Naomi ran down the hill, deceptively steep. She slipped in the wet leaves and grass but managed not to fall. When she reached the man, she squatted next to him but didn’t touch him. He was already pushing himself back up onto his hands and knees, grunting, clearly disoriented and in pain.
“Let me help you,” she said.
“I just need to get on my feet.”
It wasn’t a clear yes or no, but he didn’t protest when she hooked an arm around his middle. He was at least in his sixties, with only a bit of extra weight on him. He was a few inches taller than she was—nothing she wasn’t used to—and cold and muddy, shivering and shuddering as she anchored herself and helped him to his feet. He slung one arm over her shoulder, then with his other hand grabbed onto the tree trunk he had missed on the first try. He was able to hold on this time.
“Thank you,” he said, lowering his arm from her shoulders.
Naomi stood back, noticing he had on a Barbour jacket, too. From the looks of him, he had been out in the elements awhile. The jacket probably had helped save him from exposure. “Shall I call an ambulance?” she asked him.
“No, no. I’m all right. I took a nasty tumble.”
“When?”
He blinked at her. “When?” he repeated.
“It’s Thursday morning,” she said. “Do you remember when you fell? Did you lose consciousness?”
“I was out overnight.” He swallowed, licked his lips. “Thank you for your help.”
His tone was formal, almost embarrassed. He started up the hill, his gait practiced if not steady. Naomi spotted him from behind but had no idea what she would do if he fell back against her. They would probably both end up plunging into the stream.
He didn’t move fast, but he did make it to the top of the hill and the strip of grass behind the dovecote. He placed a hand at his right temple, his face ashen.
“Headache?” Naomi asked.
“Blistering.”
Only then did she see the blood caked on his neck. “You’re hurt,” she said.
“I must have hit my head on a rock or a tree root when I fell.”
&
nbsp; “You’ve been bleeding. Do you want me to take a look?”
“I tore a chunk out of the back of my neck. Blood dribbled down my front. I landed facedown when I fell.” He grimaced, sinking against the dovecote. “Sorry to be such trouble.”
“You’re no trouble at all. Is there someone I can call?”
He stood straight, looking steadier, then motioned toward the front of the dovecote. He started walking, stiffly and unsteadily. Naomi fell in next to him, but she couldn’t tell how badly he was hurt. He could be acting out of stubbornness, disorientation, pain or, for all she knew, fear. How did she know his fall was an accident?
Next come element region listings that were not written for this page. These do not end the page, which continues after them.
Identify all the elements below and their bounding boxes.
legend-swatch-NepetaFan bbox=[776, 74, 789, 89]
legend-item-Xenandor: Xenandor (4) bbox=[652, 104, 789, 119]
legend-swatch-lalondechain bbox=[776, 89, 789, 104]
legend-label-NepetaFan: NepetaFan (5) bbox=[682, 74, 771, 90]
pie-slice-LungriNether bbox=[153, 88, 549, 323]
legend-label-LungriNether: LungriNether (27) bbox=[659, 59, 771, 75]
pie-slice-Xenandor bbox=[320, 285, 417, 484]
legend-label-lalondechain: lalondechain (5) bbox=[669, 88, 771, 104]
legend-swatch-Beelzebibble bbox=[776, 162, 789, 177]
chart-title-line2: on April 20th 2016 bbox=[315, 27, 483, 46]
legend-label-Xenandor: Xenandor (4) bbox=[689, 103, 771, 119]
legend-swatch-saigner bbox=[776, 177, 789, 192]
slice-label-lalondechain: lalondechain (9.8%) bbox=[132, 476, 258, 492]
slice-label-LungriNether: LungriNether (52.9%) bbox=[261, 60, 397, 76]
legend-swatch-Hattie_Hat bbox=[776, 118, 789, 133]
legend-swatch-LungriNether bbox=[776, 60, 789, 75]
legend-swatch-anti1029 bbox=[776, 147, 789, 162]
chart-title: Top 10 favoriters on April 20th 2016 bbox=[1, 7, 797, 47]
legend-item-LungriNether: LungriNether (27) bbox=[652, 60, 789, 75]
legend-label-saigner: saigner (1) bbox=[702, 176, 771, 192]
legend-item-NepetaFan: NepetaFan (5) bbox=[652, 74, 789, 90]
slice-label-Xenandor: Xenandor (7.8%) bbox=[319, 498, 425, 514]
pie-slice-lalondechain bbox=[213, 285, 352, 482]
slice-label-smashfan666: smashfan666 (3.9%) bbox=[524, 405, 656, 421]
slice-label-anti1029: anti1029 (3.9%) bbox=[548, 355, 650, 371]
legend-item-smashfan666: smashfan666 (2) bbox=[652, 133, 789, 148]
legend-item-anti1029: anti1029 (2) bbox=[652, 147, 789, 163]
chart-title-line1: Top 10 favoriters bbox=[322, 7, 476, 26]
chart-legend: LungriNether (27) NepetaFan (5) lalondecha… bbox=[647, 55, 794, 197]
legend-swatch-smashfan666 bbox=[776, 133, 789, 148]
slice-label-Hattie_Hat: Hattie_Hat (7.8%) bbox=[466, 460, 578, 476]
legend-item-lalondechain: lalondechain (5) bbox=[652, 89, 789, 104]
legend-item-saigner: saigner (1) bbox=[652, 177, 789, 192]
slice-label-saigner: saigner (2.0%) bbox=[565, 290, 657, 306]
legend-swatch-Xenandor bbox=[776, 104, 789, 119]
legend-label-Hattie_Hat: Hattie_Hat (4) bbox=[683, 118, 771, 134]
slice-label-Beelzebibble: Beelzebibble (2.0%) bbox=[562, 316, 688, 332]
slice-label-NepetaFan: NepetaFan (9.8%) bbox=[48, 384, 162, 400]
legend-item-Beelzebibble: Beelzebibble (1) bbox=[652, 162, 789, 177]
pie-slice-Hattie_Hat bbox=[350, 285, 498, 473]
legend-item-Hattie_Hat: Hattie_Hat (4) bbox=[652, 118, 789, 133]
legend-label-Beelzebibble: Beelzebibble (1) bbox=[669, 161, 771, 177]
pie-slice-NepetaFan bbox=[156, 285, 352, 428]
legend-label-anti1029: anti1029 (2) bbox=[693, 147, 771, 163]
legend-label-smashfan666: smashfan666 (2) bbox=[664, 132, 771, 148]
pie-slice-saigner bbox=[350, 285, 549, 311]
She also was guessing—was almost certain—the injured man was Martin Hambly, Oliver York’s longtime personal assistant.
He stumbled once but shook off her help and instead balanced himself with a hand on the exterior of the dovecote. When he reached the entrance, he pushed open the door and collapsed onto a wood chair against the wall by the worktable. He looked as if he was about to pass out, or maybe vomit—or both. Although obviously cold, he didn’t seem to be suffering from hypothermia. At the very least he had to be dehydrated if he had been out all night.
Naomi grabbed a bottle of water off the worktable, opened it and handed it to him.
He took a long drink and seemed to rally. “Thank you,” he said. “You’re American?”
“Mmm. Out for a walk.” She tried to get a look at his head injury, but it was difficult to see with his coat collar. “I can hail someone.”
“I’ll do it.”
He pointed at a cell phone on the worktable. She handed it to him, and he held it in his palm, trembling. He took in an audible breath, then managed to hit a few numbers.
“It’s Hambly,” he said when someone picked up on the other end. “I’m at the dovecote. I took a fall and need assistance. Not an ambulance. Thank you.” He slipped the phone into his jacket pocket. “I feel better already getting off that wet ground.”
“What happened?”
He seemed confused. “What do you mean, what happened?”
“How did you fall?”
“There are a thousand ways to fall in these conditions. I appreciate your coming to my aid, but you mustn’t let me keep you from your walk. I’m fine, honestly.”